In Zambia we plant beans. So once someone is told from childhood this is how you plant maize, this is how you care for it, on a small scale. Even if it just means one seed and the child watches the corps grow. That child will never lose that because we say charity begins at home. So we are inviting and insisting on saying „be educated, the government will employ you“ and then tomorrow the government comes and say we can’t create employment at this point. But getting more and more children. Why are you telling them: tomorrow you are a teacher, tomorrow you are a lawyer when you are not going to employ them? So, if we are going to eradicate this it has to work both ways. If the government says be educated, tomorrow we employ you as a lawyer. As long as he is done, employ him. Don’t tell him that the private sector will employ him. Tell him that we ourselves are going to employ you.

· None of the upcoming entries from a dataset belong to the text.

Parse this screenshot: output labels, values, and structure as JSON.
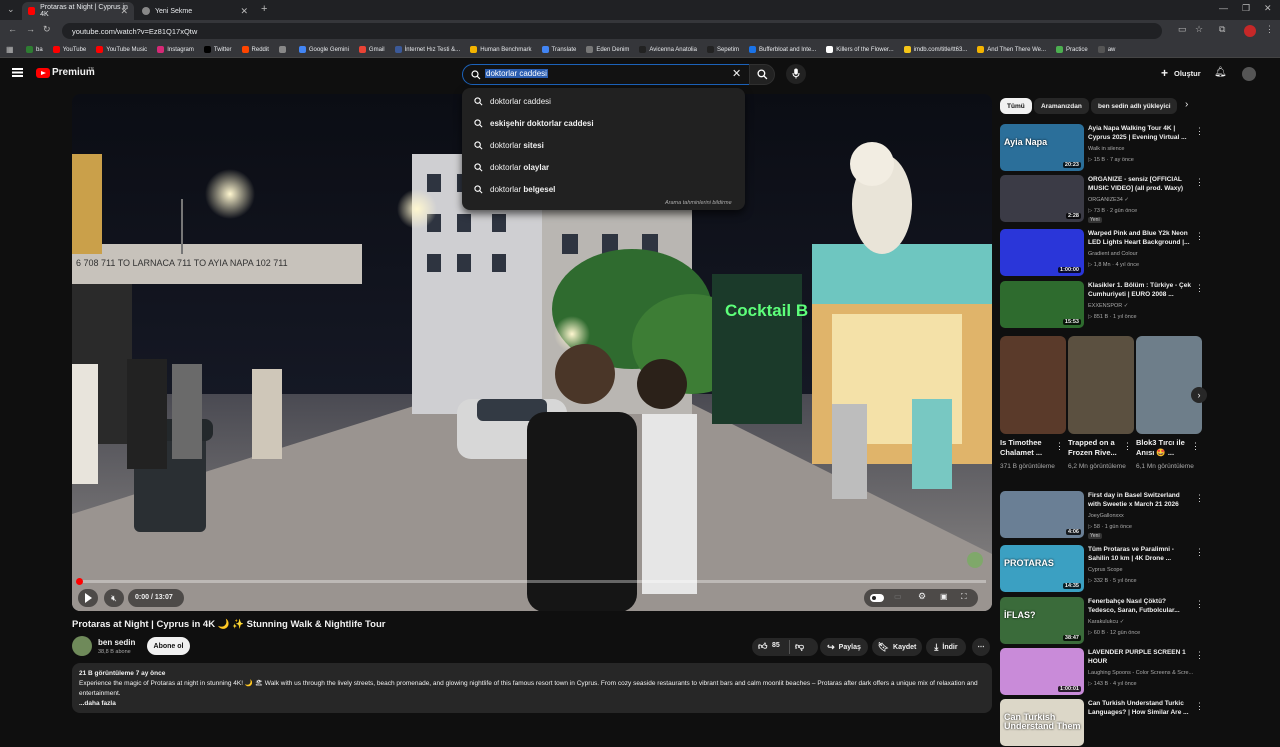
{
  "browser": {
    "tabs": [
      {
        "title": "Protaras at Night | Cyprus in 4K"
      },
      {
        "title": "Yeni Sekme"
      }
    ],
    "url": "youtube.com/watch?v=Ez81Q17xQtw",
    "bookmarks": [
      "ba",
      "YouTube",
      "YouTube Music",
      "Instagram",
      "Twitter",
      "Reddit",
      "",
      "Google Gemini",
      "Gmail",
      "İnternet Hız Testi &...",
      "Human Benchmark",
      "Translate",
      "Eden Denim",
      "Avicenna Anatolia",
      "Sepetim",
      "Bufferbloat and Inte...",
      "Killers of the Flower...",
      "imdb.com/title/tt63...",
      "And Then There We...",
      "Practice",
      "aw"
    ],
    "bookmark_colors": [
      "#2e7d32",
      "#ff0000",
      "#ff0000",
      "#d62976",
      "#000000",
      "#ff4500",
      "#888888",
      "#4285f4",
      "#ea4335",
      "#3b5998",
      "#f4b400",
      "#4285f4",
      "#777777",
      "#222222",
      "#222222",
      "#1a73e8",
      "#ffffff",
      "#f5c518",
      "#f4b400",
      "#4caf50",
      "#555555"
    ]
  },
  "header": {
    "logo": "Premium",
    "logo_sup": "TR",
    "search_value": "doktorlar caddesi",
    "create_label": "Oluştur"
  },
  "suggestions": [
    {
      "text": "doktorlar caddesi",
      "bold": ""
    },
    {
      "text": "eskişehir doktorlar caddesi",
      "bold": ""
    },
    {
      "text": "doktorlar ",
      "bold": "sitesi"
    },
    {
      "text": "doktorlar ",
      "bold": "olaylar"
    },
    {
      "text": "doktorlar ",
      "bold": "belgesel"
    }
  ],
  "suggestions_footer": "Arama tahminlerini bildirme",
  "video": {
    "scene_text": {
      "sign": "6 708 711 TO LARNACA 711 TO AYIA NAPA 102 711",
      "cocktail": "Cocktail B"
    },
    "time": "0:00 / 13:07",
    "progress": 0,
    "title": "Protaras at Night | Cyprus in 4K 🌙 ✨ Stunning Walk & Nightlife Tour",
    "channel": "ben sedin",
    "subs": "38,8 B abone",
    "subscribe": "Abone ol",
    "likes": "85",
    "share": "Paylaş",
    "save": "Kaydet",
    "download": "İndir",
    "views_date": "21 B görüntüleme  7 ay önce",
    "description": "Experience the magic of Protaras at night in stunning 4K! 🌙 🏖 Walk with us through the lively streets, beach promenade, and glowing nightlife of this famous resort town in Cyprus. From cozy seaside restaurants to vibrant bars and calm moonlit beaches – Protaras after dark offers a unique mix of relaxation and entertainment.",
    "more": "...daha fazla"
  },
  "chips": [
    "Tümü",
    "Aramanızdan",
    "ben sedin adlı yükleyici"
  ],
  "recs_top": [
    {
      "title": "Ayia Napa Walking Tour 4K | Cyprus 2025 | Evening Virtual ...",
      "channel": "Walk in silence",
      "meta": "▷ 15 B · 7 ay önce",
      "dur": "20:23",
      "color": "#2b6f9a",
      "badge": "",
      "thumb_text": "Ayia Napa"
    },
    {
      "title": "ORGANIZE - sensiz [OFFICIAL MUSIC VIDEO] (all prod. Waxy)",
      "channel": "ORGANIZE34 ✓",
      "meta": "▷ 73 B · 2 gün önce",
      "dur": "2:28",
      "color": "#3b3b46",
      "badge": "Yeni",
      "thumb_text": ""
    },
    {
      "title": "Warped Pink and Blue Y2k Neon LED Lights Heart Background |...",
      "channel": "Gradient and Colour",
      "meta": "▷ 1,8 Mn · 4 yıl önce",
      "dur": "1:00:00",
      "color": "#2a36d9",
      "badge": "",
      "thumb_text": ""
    },
    {
      "title": "Klasikler 1. Bölüm : Türkiye - Çek Cumhuriyeti | EURO 2008 ...",
      "channel": "EXXENSPOR ✓",
      "meta": "▷ 851 B · 1 yıl önce",
      "dur": "15:53",
      "color": "#2e6b2e",
      "badge": "",
      "thumb_text": ""
    }
  ],
  "shorts": [
    {
      "title": "Is Timothee Chalamet ...",
      "meta": "371 B görüntüleme",
      "color": "#5a3a2a"
    },
    {
      "title": "Trapped on a Frozen Rive...",
      "meta": "6,2 Mn görüntüleme",
      "color": "#5b5040"
    },
    {
      "title": "Blok3 Tırcı ile Anısı 🤩 ...",
      "meta": "6,1 Mn görüntüleme",
      "color": "#6e7e8a"
    }
  ],
  "recs_bottom": [
    {
      "title": "First day in Basel Switzerland with Sweetie x March 21 2026",
      "channel": "JoeyGallonxxx",
      "meta": "▷ 58 · 1 gün önce",
      "dur": "4:06",
      "color": "#6a7f95",
      "badge": "Yeni",
      "thumb_text": ""
    },
    {
      "title": "Tüm Protaras ve Paralimni - Sahilin 10 km | 4K Drone ...",
      "channel": "Cyprus Scope",
      "meta": "▷ 332 B · 5 yıl önce",
      "dur": "14:35",
      "color": "#3ba0c2",
      "badge": "",
      "thumb_text": "PROTARAS"
    },
    {
      "title": "Fenerbahçe Nasıl Çöktü? Tedesco, Saran, Futbolcular...",
      "channel": "Karakulukcu ✓",
      "meta": "▷ 60 B · 12 gün önce",
      "dur": "38:47",
      "color": "#3a6b3a",
      "badge": "",
      "thumb_text": "İFLAS?"
    },
    {
      "title": "LAVENDER PURPLE SCREEN 1 HOUR",
      "channel": "Laughing Spoons - Color Screens & Scre...",
      "meta": "▷ 143 B · 4 yıl önce",
      "dur": "1:00:01",
      "color": "#c98bd9",
      "badge": "",
      "thumb_text": ""
    },
    {
      "title": "Can Turkish Understand Turkic Languages? | How Similar Are ...",
      "channel": "",
      "meta": "",
      "dur": "",
      "color": "#dcd7c8",
      "badge": "",
      "thumb_text": "Can Turkish Understand Them"
    }
  ],
  "colors": {
    "accent": "#ff0000",
    "blue": "#3ea6ff",
    "bg": "#0f0f0f"
  }
}
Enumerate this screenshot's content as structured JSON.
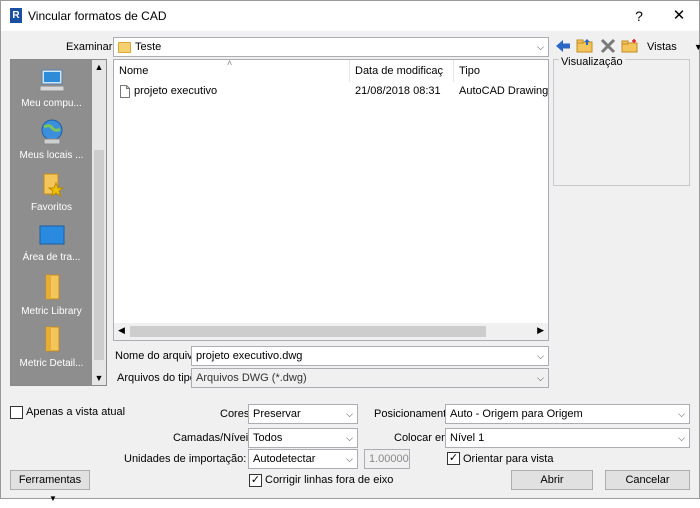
{
  "titlebar": {
    "title": "Vincular formatos de CAD",
    "app_icon_letter": "R",
    "help_label": "?",
    "close_label": "✕"
  },
  "look_in": {
    "label": "Examinar:",
    "value": "Teste"
  },
  "toolbar": {
    "views_label": "Vistas"
  },
  "sidebar": {
    "items": [
      {
        "label": "Meu compu...",
        "icon": "computer-icon"
      },
      {
        "label": "Meus locais ...",
        "icon": "network-globe-icon"
      },
      {
        "label": "Favoritos",
        "icon": "favorites-folder-icon"
      },
      {
        "label": "Área de tra...",
        "icon": "desktop-icon"
      },
      {
        "label": "Metric Library",
        "icon": "folder-icon"
      },
      {
        "label": "Metric Detail...",
        "icon": "folder-icon"
      }
    ]
  },
  "file_list": {
    "columns": [
      "Nome",
      "Data de modificaç",
      "Tipo"
    ],
    "rows": [
      {
        "name": "projeto executivo",
        "date": "21/08/2018 08:31",
        "type": "AutoCAD Drawing"
      }
    ]
  },
  "preview": {
    "label": "Visualização"
  },
  "filename": {
    "label": "Nome do arquivo:",
    "value": "projeto executivo.dwg"
  },
  "filetype": {
    "label": "Arquivos do tipo:",
    "value": "Arquivos DWG  (*.dwg)"
  },
  "options": {
    "current_view_only": {
      "label": "Apenas a vista atual",
      "checked": false
    },
    "colors": {
      "label": "Cores",
      "value": "Preservar"
    },
    "layers": {
      "label": "Camadas/Níveis:",
      "value": "Todos"
    },
    "import_units": {
      "label": "Unidades de importação:",
      "value": "Autodetectar",
      "scale": "1.000000"
    },
    "fix_lines": {
      "label": "Corrigir linhas fora de eixo",
      "checked": true
    },
    "positioning": {
      "label": "Posicionamento:",
      "value": "Auto - Origem para Origem"
    },
    "place_at": {
      "label": "Colocar em:",
      "value": "Nível 1"
    },
    "orient_to_view": {
      "label": "Orientar para vista",
      "checked": true
    }
  },
  "buttons": {
    "tools": "Ferramentas",
    "open": "Abrir",
    "cancel": "Cancelar"
  }
}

So, this children, their voice is that you as much as we have a participation this time. Let’s make practical things that work for the children. Don’t give them a theoretical education that they won’t use in life. They only take that paper. Once they don’t have stationary level you would say no, you are not qualified, you can’t be a doctor. But if you tell them today: „Plant this plant and then come back and have this“, that child will know how to make money and that money will forever last. That’s why we find that for us solving poverty issues is investing in quality education, not in theory, because if we always go for theory, we never have results. But if we go for practical, we have results. Thank you!